Use Environment Texturing Wisely
Follow these tips to keep your app’s use of environment texturing realistic and efficient:
Avoid virtual content that requires accurate reflections, such as mirror-finish surfaces.
In general, an AR experience doesn’t have all the information needed to produce a perfect imitation of reality. Good AR experiences carefully design content to hide limitations in realism, preserving the illusion that virtual objects inhabit the user’s real-world surroundings.
ARKit environment textures don’t image the environment in all directions around the user, and don’t update in real time, so some kinds of content aren’t well suited for use in AR. For example, a user encountering a virtual mirror may expect to see their own reflection. Design virtual content to use fully-reflective surfaces only in small or highly-detailed parts, and use less reflectivity in large flat surfaces.
Handle moving objects.
Rendering a virtual object with realistic reflections require an environment probe that captures a small area around that object. If the object changes position, the corresponding environment probe needs to change to reflect the object’s new surroundings. When manually placing probes, consider one or more of these strategies for handling objects that move:
If the path of an object’s movement is known ahead of time, create multiple environment probe anchors and place them along that path.

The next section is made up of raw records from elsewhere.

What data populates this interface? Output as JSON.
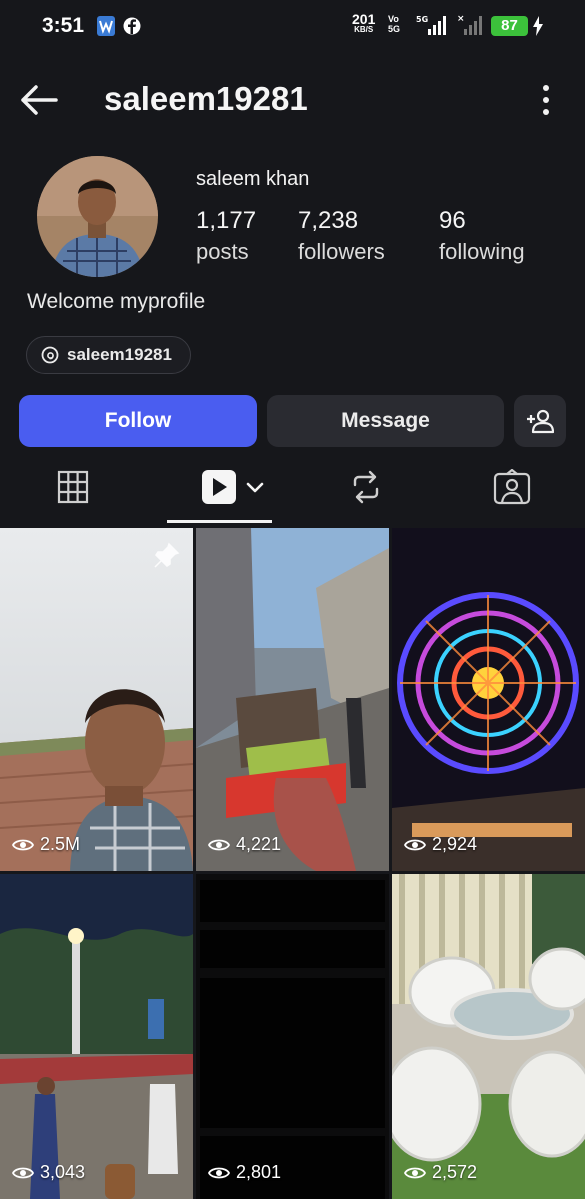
{
  "status_bar": {
    "time": "3:51",
    "net_speed": "201",
    "net_speed_unit": "KB/S",
    "volte_top": "Vo",
    "volte_bottom": "5G",
    "network": "5G",
    "battery": "87"
  },
  "header": {
    "username": "saleem19281"
  },
  "profile": {
    "display_name": "saleem khan",
    "stats": [
      {
        "value": "1,177",
        "label": "posts"
      },
      {
        "value": "7,238",
        "label": "followers"
      },
      {
        "value": "96",
        "label": "following"
      }
    ],
    "bio": "Welcome myprofile",
    "threads_handle": "saleem19281"
  },
  "actions": {
    "follow_label": "Follow",
    "message_label": "Message"
  },
  "tabs": [
    {
      "icon": "grid-icon",
      "active": false
    },
    {
      "icon": "reels-icon",
      "active": true
    },
    {
      "icon": "reposts-icon",
      "active": false
    },
    {
      "icon": "tagged-icon",
      "active": false
    }
  ],
  "posts": [
    {
      "views": "2.5M",
      "pinned": true
    },
    {
      "views": "4,221",
      "pinned": false
    },
    {
      "views": "2,924",
      "pinned": false
    },
    {
      "views": "3,043",
      "pinned": false
    },
    {
      "views": "2,801",
      "pinned": false
    },
    {
      "views": "2,572",
      "pinned": false
    }
  ],
  "colors": {
    "background": "#16171b",
    "accent": "#4a5df0",
    "button_secondary": "#2a2b31",
    "battery": "#3cc13b"
  }
}
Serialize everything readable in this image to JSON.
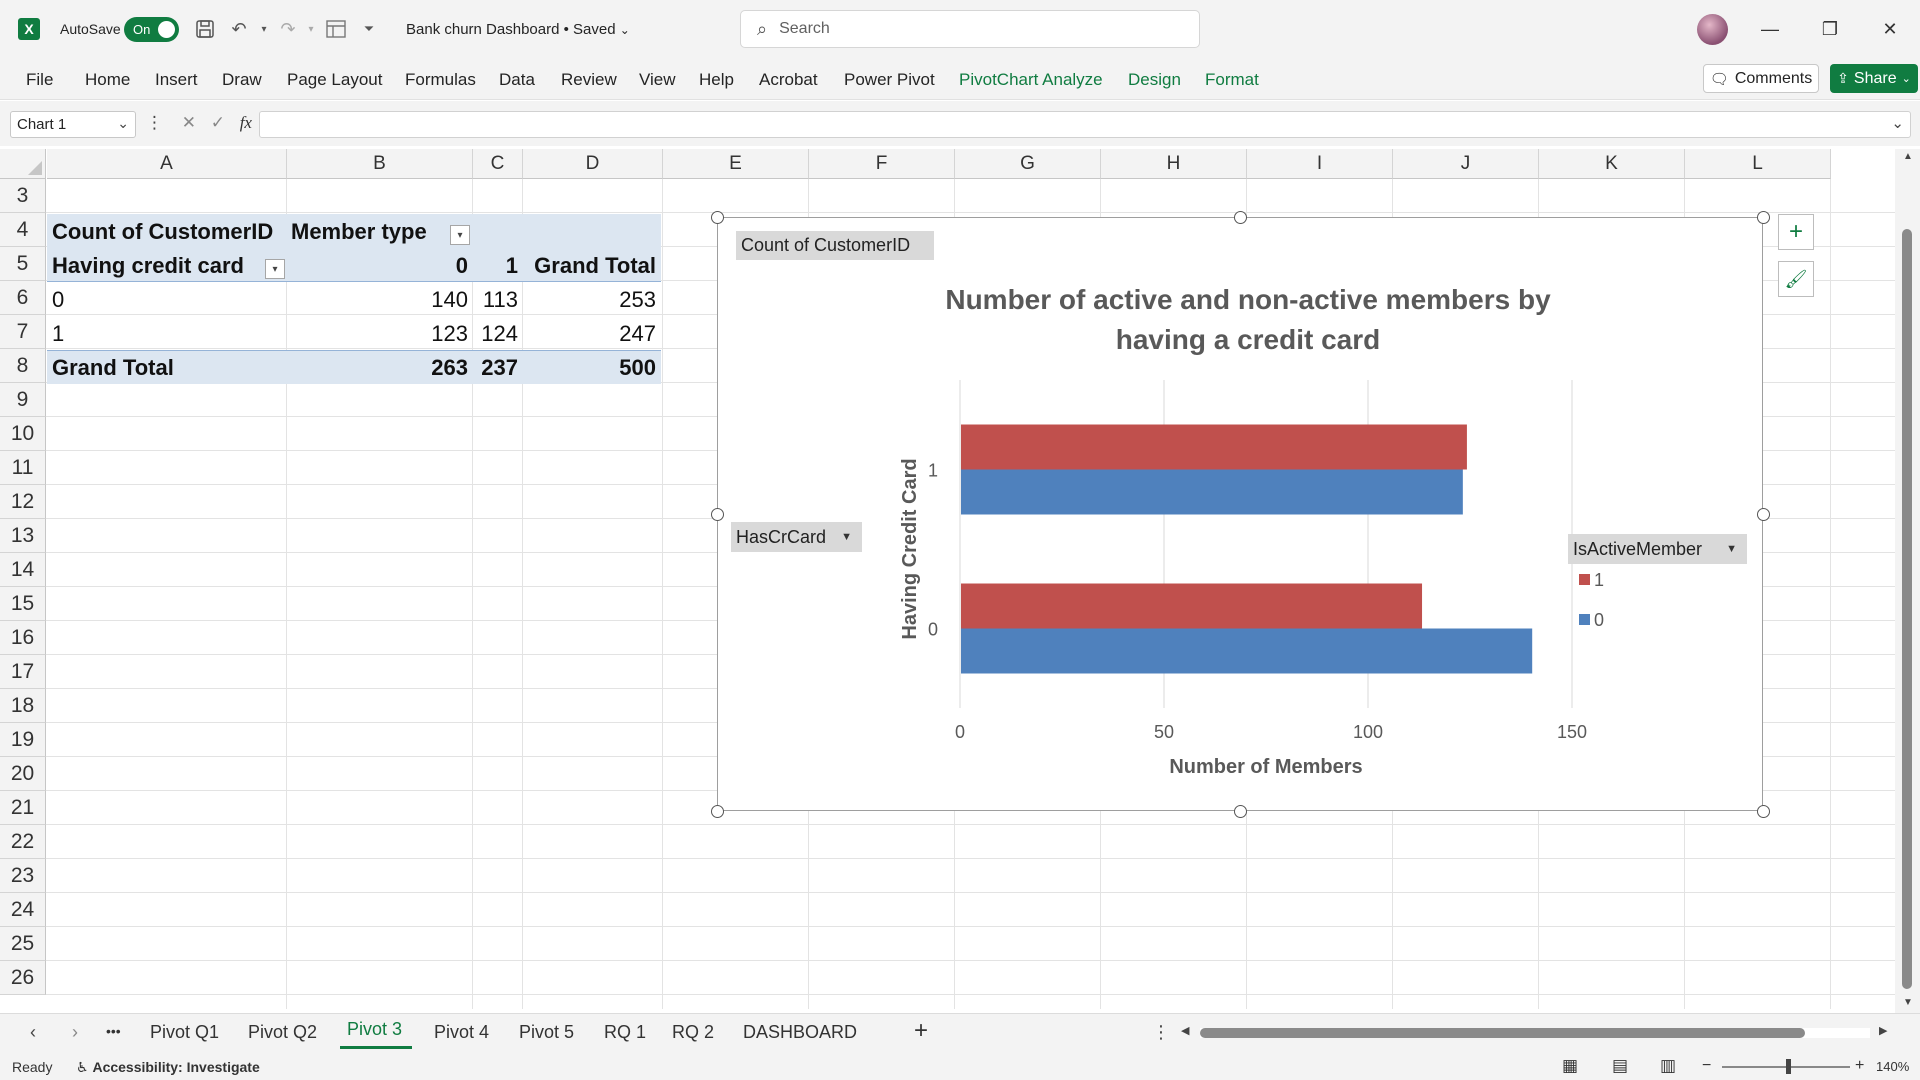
{
  "titlebar": {
    "app_logo": "X",
    "autosave_label": "AutoSave",
    "autosave_state": "On",
    "doc_title": "Bank churn Dashboard • Saved",
    "search_placeholder": "Search",
    "minimize": "—",
    "restore": "❐",
    "close": "✕"
  },
  "ribbon": {
    "tabs": [
      "File",
      "Home",
      "Insert",
      "Draw",
      "Page Layout",
      "Formulas",
      "Data",
      "Review",
      "View",
      "Help",
      "Acrobat",
      "Power Pivot",
      "PivotChart Analyze",
      "Design",
      "Format"
    ],
    "comments_label": "Comments",
    "share_label": "Share",
    "accent_color": "#107c41"
  },
  "formula_bar": {
    "name_box": "Chart 1",
    "fx": "fx",
    "value": ""
  },
  "grid": {
    "columns": [
      "A",
      "B",
      "C",
      "D",
      "E",
      "F",
      "G",
      "H",
      "I",
      "J",
      "K",
      "L"
    ],
    "rows": [
      "3",
      "4",
      "5",
      "6",
      "7",
      "8",
      "9",
      "10",
      "11",
      "12",
      "13",
      "14",
      "15",
      "16",
      "17",
      "18",
      "19",
      "20",
      "21",
      "22",
      "23",
      "24",
      "25",
      "26"
    ]
  },
  "pivot": {
    "value_field": "Count of CustomerID",
    "column_field": "Member type",
    "row_field": "Having credit card",
    "col_headers": [
      "0",
      "1",
      "Grand Total"
    ],
    "rows": [
      {
        "label": "0",
        "v0": "140",
        "v1": "113",
        "total": "253"
      },
      {
        "label": "1",
        "v0": "123",
        "v1": "124",
        "total": "247"
      }
    ],
    "grand_total": {
      "label": "Grand Total",
      "v0": "263",
      "v1": "237",
      "total": "500"
    },
    "header_fill": "#dce6f1"
  },
  "chart": {
    "value_field_button": "Count of CustomerID",
    "axis_field_button": "HasCrCard",
    "legend_field_button": "IsActiveMember",
    "plus_icon": "+",
    "brush_icon": "🖌"
  },
  "chart_data": {
    "type": "bar",
    "orientation": "horizontal",
    "title": "Number of active and non-active members by having a credit card",
    "xlabel": "Number of Members",
    "ylabel": "Having Credit Card",
    "categories": [
      "0",
      "1"
    ],
    "xlim": [
      0,
      150
    ],
    "xticks": [
      "0",
      "50",
      "100",
      "150"
    ],
    "grid": true,
    "legend_position": "right",
    "series": [
      {
        "name": "1",
        "color": "#c0504d",
        "values": [
          113,
          124
        ]
      },
      {
        "name": "0",
        "color": "#4f81bd",
        "values": [
          140,
          123
        ]
      }
    ]
  },
  "sheets": {
    "tabs": [
      "Pivot Q1",
      "Pivot Q2",
      "Pivot 3",
      "Pivot 4",
      "Pivot 5",
      "RQ 1",
      "RQ 2",
      "DASHBOARD"
    ],
    "active": "Pivot 3",
    "add": "+",
    "more": "•••"
  },
  "status": {
    "ready": "Ready",
    "accessibility": "Accessibility: Investigate",
    "zoom": "140%"
  }
}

Create a global environment probe with an extra-large extent to fall back to when rendering objects that have moved outside the extent of nearby probes.
After an object moves, create a new probe to capture the area around its new position, and remove environment probes associated with earlier positions.

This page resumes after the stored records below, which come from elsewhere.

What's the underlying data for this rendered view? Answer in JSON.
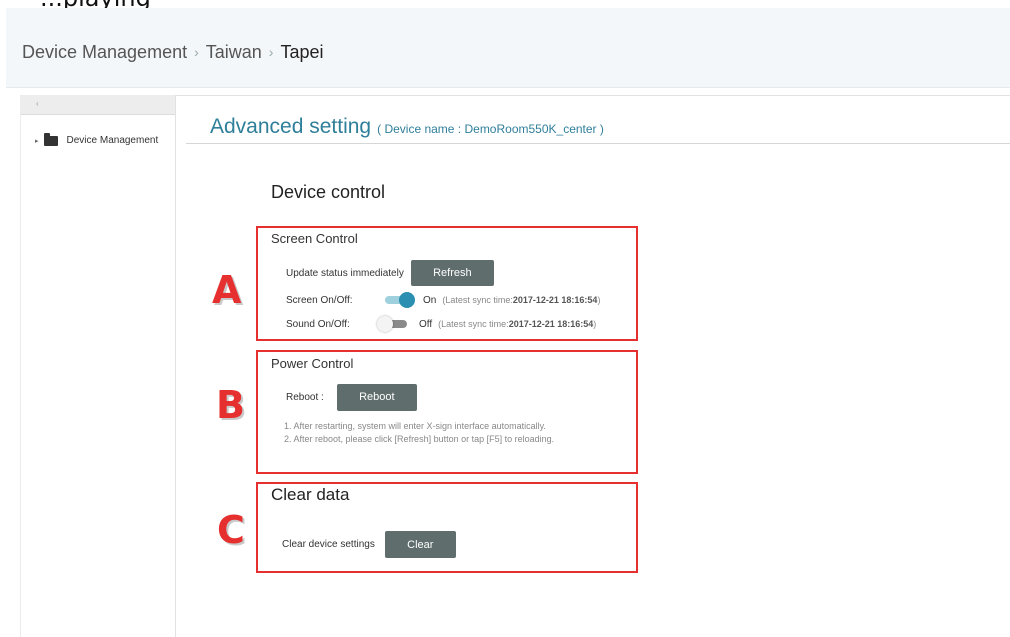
{
  "page": {
    "cut_title": "...playing"
  },
  "breadcrumb": {
    "items": [
      "Device Management",
      "Taiwan"
    ],
    "current": "Tapei",
    "separator": "›"
  },
  "sidebar": {
    "collapse_glyph": "‹",
    "tree": [
      {
        "label": "Device Management",
        "icon": "folder-icon",
        "caret": "▸"
      }
    ]
  },
  "header": {
    "title": "Advanced setting",
    "device_name": "( Device name : DemoRoom550K_center )"
  },
  "device_control": {
    "heading": "Device control"
  },
  "screen_control": {
    "title": "Screen Control",
    "update_label": "Update status immediately",
    "refresh_label": "Refresh",
    "screen_label": "Screen On/Off:",
    "screen_state": "On",
    "screen_on": true,
    "screen_sync_prefix": "(Latest sync time:",
    "screen_sync_time": "2017-12-21 18:16:54",
    "screen_sync_suffix": ")",
    "sound_label": "Sound On/Off:",
    "sound_state": "Off",
    "sound_on": false,
    "sound_sync_prefix": "(Latest sync time:",
    "sound_sync_time": "2017-12-21 18:16:54",
    "sound_sync_suffix": ")"
  },
  "power_control": {
    "title": "Power Control",
    "reboot_label": "Reboot :",
    "reboot_button": "Reboot",
    "notes": [
      "1. After restarting, system will enter X-sign interface automatically.",
      "2. After reboot, please click [Refresh] button or tap [F5] to reloading."
    ]
  },
  "clear_data": {
    "title": "Clear data",
    "label": "Clear device settings",
    "button": "Clear"
  },
  "markers": [
    "A",
    "B",
    "C"
  ],
  "colors": {
    "accent": "#2f7f9a",
    "toggle_on": "#2a8fb0",
    "button": "#5f6d6d",
    "annotation_red": "#e5302f"
  }
}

When you display AR content with
ARSCNView, SceneKit automatically interpolates between environment textures for any objects that overlap the extents of multiple environment probes.
Don’t generate environment textures too often.

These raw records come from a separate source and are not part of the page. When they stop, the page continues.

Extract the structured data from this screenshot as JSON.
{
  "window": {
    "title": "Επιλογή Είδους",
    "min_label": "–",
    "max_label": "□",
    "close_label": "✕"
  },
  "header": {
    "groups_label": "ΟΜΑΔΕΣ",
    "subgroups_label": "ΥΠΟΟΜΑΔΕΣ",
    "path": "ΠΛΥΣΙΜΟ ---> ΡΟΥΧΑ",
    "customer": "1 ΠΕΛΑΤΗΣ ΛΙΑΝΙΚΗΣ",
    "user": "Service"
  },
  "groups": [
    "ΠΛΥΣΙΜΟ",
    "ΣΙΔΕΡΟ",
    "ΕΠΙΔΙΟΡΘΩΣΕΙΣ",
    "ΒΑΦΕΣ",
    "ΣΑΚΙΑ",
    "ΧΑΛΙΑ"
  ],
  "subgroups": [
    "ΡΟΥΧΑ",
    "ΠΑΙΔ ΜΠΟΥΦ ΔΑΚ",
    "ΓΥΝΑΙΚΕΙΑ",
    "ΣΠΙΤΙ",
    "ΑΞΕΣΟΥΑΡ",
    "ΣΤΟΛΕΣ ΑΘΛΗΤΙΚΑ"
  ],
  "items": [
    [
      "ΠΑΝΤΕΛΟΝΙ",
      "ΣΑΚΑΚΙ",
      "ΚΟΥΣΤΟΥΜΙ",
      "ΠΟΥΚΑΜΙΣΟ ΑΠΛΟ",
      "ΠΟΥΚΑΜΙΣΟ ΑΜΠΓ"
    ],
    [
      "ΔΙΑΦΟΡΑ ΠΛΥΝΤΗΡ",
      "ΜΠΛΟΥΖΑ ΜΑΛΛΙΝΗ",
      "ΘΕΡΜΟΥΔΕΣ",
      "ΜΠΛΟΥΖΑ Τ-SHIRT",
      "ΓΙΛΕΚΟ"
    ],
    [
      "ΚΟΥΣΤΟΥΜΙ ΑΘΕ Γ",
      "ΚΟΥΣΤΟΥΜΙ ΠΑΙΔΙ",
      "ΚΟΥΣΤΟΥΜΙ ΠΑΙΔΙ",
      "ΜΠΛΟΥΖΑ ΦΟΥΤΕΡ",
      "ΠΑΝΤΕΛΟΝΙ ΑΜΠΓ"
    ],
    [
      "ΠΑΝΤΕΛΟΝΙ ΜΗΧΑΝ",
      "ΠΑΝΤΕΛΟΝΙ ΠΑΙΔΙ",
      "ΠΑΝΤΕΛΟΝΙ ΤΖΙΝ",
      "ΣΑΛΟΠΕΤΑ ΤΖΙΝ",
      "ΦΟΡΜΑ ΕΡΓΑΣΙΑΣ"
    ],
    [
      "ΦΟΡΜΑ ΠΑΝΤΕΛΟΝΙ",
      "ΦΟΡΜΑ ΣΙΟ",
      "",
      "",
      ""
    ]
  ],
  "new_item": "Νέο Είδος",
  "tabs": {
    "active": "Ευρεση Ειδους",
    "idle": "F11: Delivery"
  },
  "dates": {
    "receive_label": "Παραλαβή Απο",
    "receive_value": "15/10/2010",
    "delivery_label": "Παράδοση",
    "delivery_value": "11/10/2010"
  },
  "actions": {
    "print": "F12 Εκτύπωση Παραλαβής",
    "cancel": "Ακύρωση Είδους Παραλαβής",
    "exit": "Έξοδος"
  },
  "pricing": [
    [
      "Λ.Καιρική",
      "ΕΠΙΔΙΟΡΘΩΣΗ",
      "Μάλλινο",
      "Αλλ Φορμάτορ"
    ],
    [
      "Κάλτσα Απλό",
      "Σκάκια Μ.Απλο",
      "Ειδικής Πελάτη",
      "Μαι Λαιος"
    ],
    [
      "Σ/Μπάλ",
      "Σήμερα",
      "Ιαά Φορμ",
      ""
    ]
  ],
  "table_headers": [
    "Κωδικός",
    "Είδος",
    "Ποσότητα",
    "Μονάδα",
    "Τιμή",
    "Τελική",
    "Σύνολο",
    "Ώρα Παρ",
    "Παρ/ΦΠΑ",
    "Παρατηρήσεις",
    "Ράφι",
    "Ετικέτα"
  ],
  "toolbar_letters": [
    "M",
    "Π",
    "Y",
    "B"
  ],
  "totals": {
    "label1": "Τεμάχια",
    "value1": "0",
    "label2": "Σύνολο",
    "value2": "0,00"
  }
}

ARKit requires some time to collect camera imagery, and combining and extrapolating that imagery to produce environment textures requires computational resources. Frequently adding new
AREnvironment instances to your AR session may not produce noticeable changes in the displayed scene, but does cost battery power and reduce the performance overhead available for other aspects of your AR experience.
This app creates new environment probes whenever the user moves or resizes the virtual object, but limits such updates to occur no more often than once per second. (See the sample
Avoid abrupt transitions between different environment textures.
ARSCNView, if the environment probe texture(s) affecting an object change (either because the object moves or because a new texture becomes available for its current position), SceneKit automatically uses a short fade-in animation to transition to the new result. Depending on what environment textures are in use before and after the transition, that change may be jarring to the user.
To avoid unrealistic transitions, this sample app waits until the first environment texture becomes available before allowing the user to place virtual content. In automatic mode, as soon as the session begins, ARKit automatically begins generating a fallback environment texture covering a large area. In manual mode, the app creates its own fallback environment probe. (See the sample
update function.) Waiting until this environment texture is available ensures that virtual objects always reflect an environment appropriate to the session.
Alternatively, your app may include a static environment-map texture for use as a fallback when environment texturing is not available (for example, to support earlier iOS versions). In this case, try to design or select a texture that appears realistic in a wide variety of situations.